Fighter: Like mother like son

“The doctors weren’t very happy about it, but I had my mother’s blood and I wasn’t going to be held back again by my health. I had been given a second chance and I wanted to live life to the full.” That attitude has served Simon well. He won a silver medal as one half of a Latin and ballroom dance ­partnership at the gay Olympic Games in Amsterdam in 1998.

His passion for dance also helped him to find love as he met his partner ­Christopher Barrons at a dance group. Simon is now head of operations at Charity Challenge, which ­organises ­fundraising expeditions for charities like Anthony Nolan. It is his way of giving something back to the charities that helped him so much.

He still takes antibiotics every day, but he is healthier than many others with CGD and, as many patients are now treated only with medication, he wonders if that is thanks to the ­transplant he had as a boy, .

Simon says: “I have always lived with the shadow of death hanging over me and even now I know there will be a time when I develop an infection and the doctors won’t be able to cure it.
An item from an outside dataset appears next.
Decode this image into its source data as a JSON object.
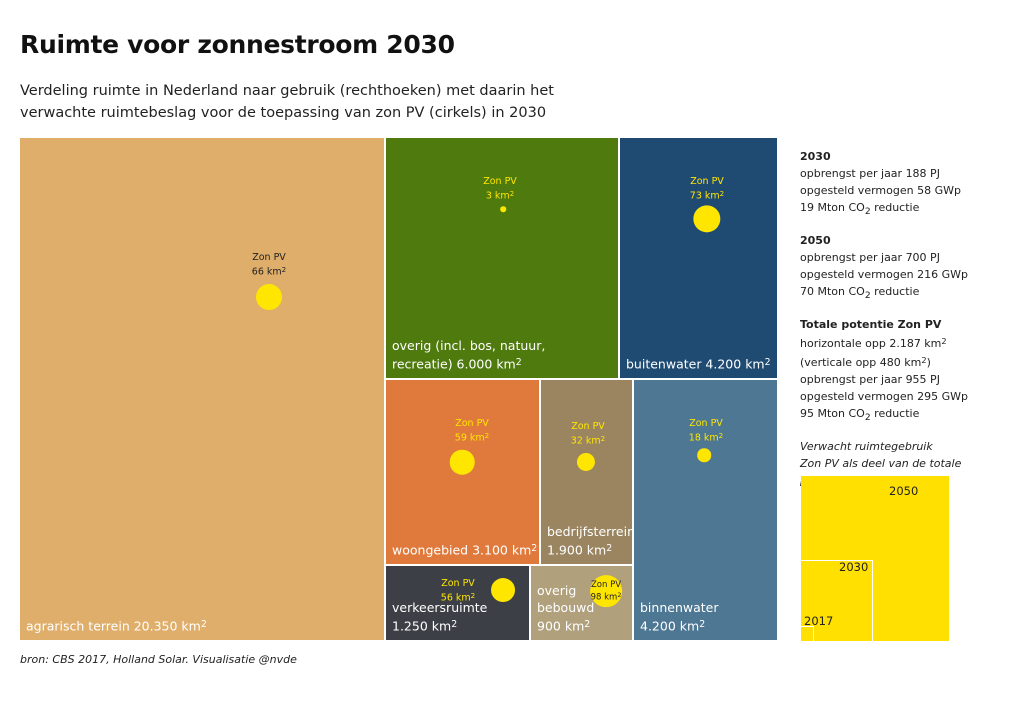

“I’ve been through a lot of stress and trauma, but I’m grateful for the life I’ve been given because the chances of me surviving were negligible.”

Now helping publicise Anthony Nolan’s 40th anniversary Simon feels it is a real honour to be part of something so special.

Simon says: “Anthony Nolan’s work is so important. The fact we don’t need a worldwide appeal every time a child is born with leukaemia or something similar is wonderful. It offers people hope that they might not have had.”